Because there is only one GDMA device, Load operation and Store operation can only be handled serially, then the pipeline is change to:

time --------------------------------------->

GDMA: Load0 | Load1    | Store0, Load2  | Store1   | Store2
TIU:        | Compute0 | Compute1       | Compute2 |

The complete data flow relationship can also be seen from the corresponding memory space-timing chart. After converting the input data from fp16 to output fp32, the memory doubled, resulting in a transmission time approximately twice that of the original.

Although pipeline parallelism has been achieved in the calculation process, due to bandwidth limitations, it cannot meet the needs of computing power. Therefore, the entire running time depends on the time when data is moved in and out. On the other hand, it also demonstrates the necessity of layer fusion.

5.3 Local Layer Group#

Based on the situation of the Layer Group above, it can be analyzed into two cases:

High efficiency situation。The pattern is

Except for the front and back, there are only a few GDMA operations in the middle, significantly reducing the amount of data moved in and out.
TIU operation efficiency is relatively high, almost all computing power is effective
There is no gap between TIU operations (also because GDMA transmission time is relatively short)
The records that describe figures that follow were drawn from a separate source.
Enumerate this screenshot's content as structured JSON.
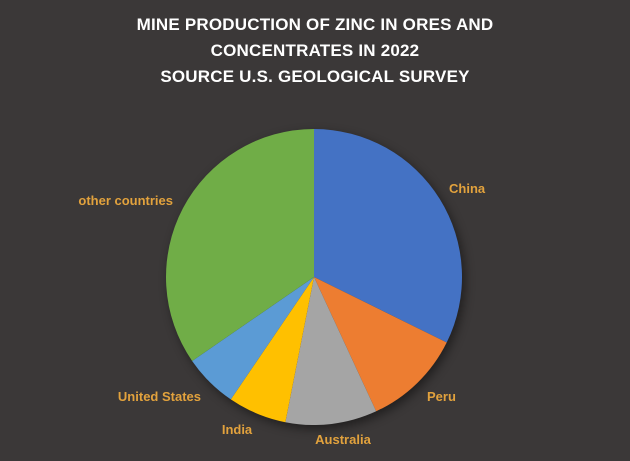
{
  "window": {
    "background": "#3B3838"
  },
  "title": {
    "lines": [
      "MINE PRODUCTION OF ZINC IN ORES AND",
      "CONCENTRATES IN 2022",
      "SOURCE U.S. GEOLOGICAL SURVEY"
    ],
    "color": "#FFFFFF"
  },
  "chart_data": {
    "type": "pie",
    "title": "MINE PRODUCTION OF ZINC IN ORES AND CONCENTRATES IN 2022 SOURCE U.S. GEOLOGICAL SURVEY",
    "legend": "none",
    "direction": "clockwise",
    "start_angle_deg_from_top": 0,
    "label_color": "#E2A23D",
    "slices": [
      {
        "label": "China",
        "percent": 32.3,
        "color": "#4472C4"
      },
      {
        "label": "Peru",
        "percent": 10.8,
        "color": "#ED7D31"
      },
      {
        "label": "Australia",
        "percent": 10.0,
        "color": "#A5A5A5"
      },
      {
        "label": "India",
        "percent": 6.4,
        "color": "#FFC000"
      },
      {
        "label": "United States",
        "percent": 5.9,
        "color": "#5B9BD5"
      },
      {
        "label": "other countries",
        "percent": 34.6,
        "color": "#70AD47"
      }
    ]
  }
}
In this case, the space for improvement is very limited and can only be optimized from network structure or other aspects.

The utilization rate of computing power is relatively low. This situation is mainly caused by the unfriendly network operator parameters with our TPU architecture. Our BM1684X has 64 lanes corresponding to the input IC, which means that the input IC is a multiple of 64 to fully utilize the Conv atomic operation of the TIU. But from the parameters in the figure, it can be seen that the input channel of the network Conv is 3, resulting in only 3/64 of the effective calculation.

When encountering unfriendly parameters, there are the following solutions:

Make full use of LOCAL MEM to increase Slice and reduce the number of instructions;
Utilize some transformations, such as data permutation, to fully utilize TPU. In fact, for the case where the input channel of the first layer is 3, we have introduced a 3IC technology to solve the problem of low computational efficiency;
Modify the original code and adjust the relevant calculations.

In practice, we have also encountered many unavoidable inefficiencies, which can only be solved by improving the TPU architecture or instructions as we gradually deepen our understanding of TPU computing.

##6 summary

This article demonstrates the complete process of profiling TPU and introduces how to use the visualization chart of the profile to analyze the running process and problems in TPU.

The Profile tool is a necessary tool for us to develop AI compilers. We not only need to analyze and think about optimization methods and methods in theory, but also need to observe the bottlenecks in the calculation process from the perspective of what happened inside the processor, providing in-depth information for software and hardware design and evolution. In addition, the Profile tool also provides a debugging way for us, allowing us to visually detect errors, such as memory overlapping, synchronization errors, and other issues.

In addition, the display function of TPU Profile is continuously improving, and any valuable feedback is welcomed.